The lawsuits were filed in Missouri, Alaska and North Carolina, in association with the American Civil Liberties Union (ACLU) and Center for Reproductive Rights.

There are different laws and challenges in each state. In North Carolina, abortion has been long banned after 20 weeks, but the regulation was tightened up this year. Women can only get an abortion at the point when they are facing a medical emergency. There is no exception for rape or incest.

In Alaska, there is a virtual ban on second trimester abortion and most women have to fly to another state if they want to get the procedure.

In Missouri, there is only one clinic left in St Louis that is fitted up to the level required by state government to carry out abortions. There used to be 29 clinics in 1982, as reported by St Louis Post Dispatch. If these requirements were lifted, further clinics could be built in Joplin, Springfield, Columbia and Kansas City.

The restrictions “have created a situation where for 1.2 million women in Missouri who could be impacted with a pregnancy, where they might make a decision about an abortion, there is only one facility for them to go to,” said Mary Kogut, president and CEO of Planned Parenthood of the St Louis and southwest Missouri region.

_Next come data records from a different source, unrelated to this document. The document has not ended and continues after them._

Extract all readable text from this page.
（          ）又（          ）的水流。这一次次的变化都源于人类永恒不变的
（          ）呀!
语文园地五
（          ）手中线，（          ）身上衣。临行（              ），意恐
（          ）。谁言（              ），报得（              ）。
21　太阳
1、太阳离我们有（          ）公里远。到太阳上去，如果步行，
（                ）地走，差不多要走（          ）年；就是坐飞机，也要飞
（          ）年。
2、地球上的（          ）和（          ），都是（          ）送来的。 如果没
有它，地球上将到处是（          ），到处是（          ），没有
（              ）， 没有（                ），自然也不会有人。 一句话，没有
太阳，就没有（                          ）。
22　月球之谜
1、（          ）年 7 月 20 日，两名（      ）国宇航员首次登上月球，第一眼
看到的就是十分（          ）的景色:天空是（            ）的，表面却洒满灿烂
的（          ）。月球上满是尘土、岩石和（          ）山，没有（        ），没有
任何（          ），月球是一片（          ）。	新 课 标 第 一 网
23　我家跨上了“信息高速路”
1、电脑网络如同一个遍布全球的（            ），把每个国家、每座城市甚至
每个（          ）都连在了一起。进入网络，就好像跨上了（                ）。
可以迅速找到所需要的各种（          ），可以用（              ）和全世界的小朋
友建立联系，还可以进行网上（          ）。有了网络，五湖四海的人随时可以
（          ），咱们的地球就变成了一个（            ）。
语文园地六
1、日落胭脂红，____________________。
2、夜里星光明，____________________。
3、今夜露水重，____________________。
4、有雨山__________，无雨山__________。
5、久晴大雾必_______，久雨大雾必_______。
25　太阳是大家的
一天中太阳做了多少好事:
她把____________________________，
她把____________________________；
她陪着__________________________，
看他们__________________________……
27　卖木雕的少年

The three lawsuits come after a landmark ruling in June struck down cumbersome restrictions placed on clinics in Texas, mandating them to be fitted out like surgical centers and staffed with doctors who had hospital admittance privileges, all in order to give most women with a pill and cup of water.

Even though the restrictions were deemed medically unnecessary and unconstitutional by the supreme court in Texas, they were not invalidated elsewhere.

Jennifer Dalven, director of the reproductive freedom project at the ACLU, told The Independent that the lawsuits were "just the first wave" in their fight for women's health care.

"You need real facts, not junk science, to prove these anti-abortion laws are necessary. All of these laws fail this test," she said.

"There certainly are states that have better, or fewer unnecessary restrictions, and do what they can to protect abortion rights. But we think it's important to ensure women can get the care they need, including insurance. Most states don’t cover insurance in their public medicaid programme."

Congressional Republicans are planning to cut off the $550 million funding for Planned Parenthood as early as 2017, as part of a fast-tracked budget procedure wrapped up in the repealing of Obamacare.

The move comes despite the fact that a bill in 2015 already eliminated using federal money for Planned Parenthood abortions.

The clinics use the federal money to provide other health care services for men and women including cancer screenings.

Pro-life activists plan to ban abortion at 20 weeks of pregnant and make the Hyde amendment, which bans federal money for abortions, permanent.

The president-elect said he would prefer abortion laws to be determined at a state level, and said if abortion was banned in a state where a woman needed the procedure, she would have to travel to another state.